Discovery by North Carolina researchers described at biophysical society meeting may advance development of vaccines to fight global, mosquito-borne scourge
Dengue fever, an infectious tropical disease caused by a mosquito-borne virus, afflicts millions of people each year, causing fever, headache, muscle and joint pains and a characteristic skin rash. In some people the disease progresses to a severe, often fatal, form known as dengue hemorrhagic fever. Despite its heavy toll, the prevention and clinical treatment of dengue infection has been a "dramatic failure in public health compared to other infectious diseases like HIV," said Ping Liu of the University of North Carolina at Chapel Hill.

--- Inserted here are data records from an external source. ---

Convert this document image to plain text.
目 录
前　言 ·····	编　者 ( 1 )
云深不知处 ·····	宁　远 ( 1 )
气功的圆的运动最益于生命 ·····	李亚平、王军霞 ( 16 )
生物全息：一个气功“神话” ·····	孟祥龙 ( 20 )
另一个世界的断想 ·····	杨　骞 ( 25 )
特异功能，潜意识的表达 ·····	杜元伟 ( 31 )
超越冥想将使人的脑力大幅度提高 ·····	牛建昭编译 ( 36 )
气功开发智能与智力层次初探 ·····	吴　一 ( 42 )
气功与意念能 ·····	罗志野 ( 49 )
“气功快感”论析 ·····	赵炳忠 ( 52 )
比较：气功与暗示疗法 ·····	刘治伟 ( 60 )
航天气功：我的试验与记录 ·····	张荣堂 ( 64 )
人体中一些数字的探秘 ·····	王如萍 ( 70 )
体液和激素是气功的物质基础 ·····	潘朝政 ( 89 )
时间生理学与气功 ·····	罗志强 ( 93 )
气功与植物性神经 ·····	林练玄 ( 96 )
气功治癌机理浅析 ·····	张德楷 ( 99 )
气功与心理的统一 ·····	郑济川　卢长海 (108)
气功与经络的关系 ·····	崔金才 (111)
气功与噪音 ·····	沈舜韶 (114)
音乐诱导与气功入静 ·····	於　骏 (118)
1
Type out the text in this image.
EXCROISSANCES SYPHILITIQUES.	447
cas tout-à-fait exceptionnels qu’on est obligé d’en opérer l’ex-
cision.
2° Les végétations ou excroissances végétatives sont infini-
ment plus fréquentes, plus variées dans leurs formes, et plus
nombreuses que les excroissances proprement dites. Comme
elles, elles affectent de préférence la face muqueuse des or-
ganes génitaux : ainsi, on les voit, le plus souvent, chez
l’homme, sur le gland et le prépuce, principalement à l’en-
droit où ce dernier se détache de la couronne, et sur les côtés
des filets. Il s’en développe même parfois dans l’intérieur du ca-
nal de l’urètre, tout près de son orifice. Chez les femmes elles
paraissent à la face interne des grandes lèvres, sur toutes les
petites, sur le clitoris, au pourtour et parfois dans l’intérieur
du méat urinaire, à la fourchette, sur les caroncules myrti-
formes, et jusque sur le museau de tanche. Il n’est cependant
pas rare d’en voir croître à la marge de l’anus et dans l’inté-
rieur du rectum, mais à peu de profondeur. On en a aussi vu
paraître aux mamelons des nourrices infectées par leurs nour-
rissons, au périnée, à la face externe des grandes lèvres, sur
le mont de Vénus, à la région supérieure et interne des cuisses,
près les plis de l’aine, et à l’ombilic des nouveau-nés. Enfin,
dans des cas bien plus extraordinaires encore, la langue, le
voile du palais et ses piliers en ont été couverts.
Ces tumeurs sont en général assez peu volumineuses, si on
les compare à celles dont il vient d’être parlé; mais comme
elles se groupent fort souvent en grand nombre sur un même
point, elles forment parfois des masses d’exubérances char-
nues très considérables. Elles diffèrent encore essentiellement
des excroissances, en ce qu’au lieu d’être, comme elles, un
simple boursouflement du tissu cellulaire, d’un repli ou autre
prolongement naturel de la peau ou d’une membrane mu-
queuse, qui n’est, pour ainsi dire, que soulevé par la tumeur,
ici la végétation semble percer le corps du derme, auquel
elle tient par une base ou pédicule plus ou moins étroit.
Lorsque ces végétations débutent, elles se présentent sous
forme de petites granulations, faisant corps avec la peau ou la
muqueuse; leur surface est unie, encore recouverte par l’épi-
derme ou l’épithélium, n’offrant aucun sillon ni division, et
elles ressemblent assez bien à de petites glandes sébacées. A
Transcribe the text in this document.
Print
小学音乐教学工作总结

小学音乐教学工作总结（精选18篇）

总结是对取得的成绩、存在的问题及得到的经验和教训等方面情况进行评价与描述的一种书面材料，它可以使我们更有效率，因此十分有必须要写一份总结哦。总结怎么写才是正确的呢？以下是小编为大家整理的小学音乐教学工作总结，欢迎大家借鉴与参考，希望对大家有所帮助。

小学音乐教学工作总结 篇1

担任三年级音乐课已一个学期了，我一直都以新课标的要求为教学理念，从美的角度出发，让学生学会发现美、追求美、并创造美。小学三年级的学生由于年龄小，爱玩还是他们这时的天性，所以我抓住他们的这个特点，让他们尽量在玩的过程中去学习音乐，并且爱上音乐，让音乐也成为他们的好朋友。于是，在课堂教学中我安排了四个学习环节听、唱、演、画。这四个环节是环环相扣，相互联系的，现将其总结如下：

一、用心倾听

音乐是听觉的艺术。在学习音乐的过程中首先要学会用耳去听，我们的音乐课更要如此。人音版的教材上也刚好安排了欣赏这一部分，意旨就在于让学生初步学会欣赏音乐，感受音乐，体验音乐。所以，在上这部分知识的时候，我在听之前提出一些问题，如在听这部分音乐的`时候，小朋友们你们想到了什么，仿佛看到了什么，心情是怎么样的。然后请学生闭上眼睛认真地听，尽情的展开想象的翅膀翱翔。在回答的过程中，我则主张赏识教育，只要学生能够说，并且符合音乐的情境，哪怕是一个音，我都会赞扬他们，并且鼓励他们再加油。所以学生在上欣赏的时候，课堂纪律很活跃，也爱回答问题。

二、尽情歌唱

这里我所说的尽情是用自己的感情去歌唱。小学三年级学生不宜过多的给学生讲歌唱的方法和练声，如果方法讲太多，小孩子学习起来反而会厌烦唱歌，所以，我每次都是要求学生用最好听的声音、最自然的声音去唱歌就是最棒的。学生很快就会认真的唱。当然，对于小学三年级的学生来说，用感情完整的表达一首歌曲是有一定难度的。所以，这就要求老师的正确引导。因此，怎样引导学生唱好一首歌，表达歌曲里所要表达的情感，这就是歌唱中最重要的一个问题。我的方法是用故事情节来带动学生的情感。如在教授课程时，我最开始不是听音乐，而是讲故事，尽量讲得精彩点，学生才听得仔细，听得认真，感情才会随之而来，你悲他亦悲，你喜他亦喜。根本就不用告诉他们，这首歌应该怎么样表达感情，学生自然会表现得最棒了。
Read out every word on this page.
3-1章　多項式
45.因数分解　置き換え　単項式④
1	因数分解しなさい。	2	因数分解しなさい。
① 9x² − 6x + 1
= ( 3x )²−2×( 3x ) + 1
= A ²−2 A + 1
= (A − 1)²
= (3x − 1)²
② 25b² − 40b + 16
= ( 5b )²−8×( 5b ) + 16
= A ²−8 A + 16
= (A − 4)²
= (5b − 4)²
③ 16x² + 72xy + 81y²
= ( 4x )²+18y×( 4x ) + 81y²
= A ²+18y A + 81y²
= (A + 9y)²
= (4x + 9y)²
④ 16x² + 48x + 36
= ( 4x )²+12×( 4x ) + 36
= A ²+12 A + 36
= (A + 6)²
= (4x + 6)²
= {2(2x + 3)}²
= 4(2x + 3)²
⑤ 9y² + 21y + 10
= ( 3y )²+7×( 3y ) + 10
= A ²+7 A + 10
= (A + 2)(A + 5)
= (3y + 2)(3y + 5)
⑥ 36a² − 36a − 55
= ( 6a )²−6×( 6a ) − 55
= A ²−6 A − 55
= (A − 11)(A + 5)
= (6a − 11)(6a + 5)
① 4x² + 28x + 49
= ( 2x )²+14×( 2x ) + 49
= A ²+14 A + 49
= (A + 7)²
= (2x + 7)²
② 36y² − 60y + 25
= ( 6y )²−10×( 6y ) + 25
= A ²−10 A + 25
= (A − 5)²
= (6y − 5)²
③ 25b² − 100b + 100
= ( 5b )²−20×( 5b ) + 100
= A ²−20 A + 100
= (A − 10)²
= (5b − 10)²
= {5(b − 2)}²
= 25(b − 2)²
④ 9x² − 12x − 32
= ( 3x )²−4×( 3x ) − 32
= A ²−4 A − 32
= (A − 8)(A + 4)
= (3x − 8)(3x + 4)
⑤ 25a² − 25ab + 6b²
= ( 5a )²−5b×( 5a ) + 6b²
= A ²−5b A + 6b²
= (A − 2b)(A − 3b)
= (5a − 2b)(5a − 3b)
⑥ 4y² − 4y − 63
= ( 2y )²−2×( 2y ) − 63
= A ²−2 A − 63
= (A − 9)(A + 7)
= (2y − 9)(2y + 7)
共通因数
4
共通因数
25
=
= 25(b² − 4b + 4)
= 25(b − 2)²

Now, new research by Liu and her colleagues, to be presented at the 58th Annual Biophysical Society Meeting, which takes place in San Francisco from Feb. 15-19, could offer vital insight into the mechanism of dengue virus entry into cells -- and aid vaccine and clinical drug development.
Specifically, Liu, a postdoctoral scholar in the laboratories of cell biologist Ken Jacobson and biophysical chemist Nancy Thompson, along with dengue fever expert Aravinda de Silva, used high-resolution microscopes to examine the expression of a particular protein, known as DC-SIGN (for dendritic cell-specific intercellular adhesion molecule-grabbing nonintegrin), on the surface of immune system cells called dendritic cells.
The normal role of DC-SIGN is to capture pathogens so that fragments of those pathogens can be presented as antigens on the surface of the dendritic cells. Such antigens then are recognized by T cells -- the workhorse cells of the immune system -- "which is one of the first steps in the normal immune response," Liu said.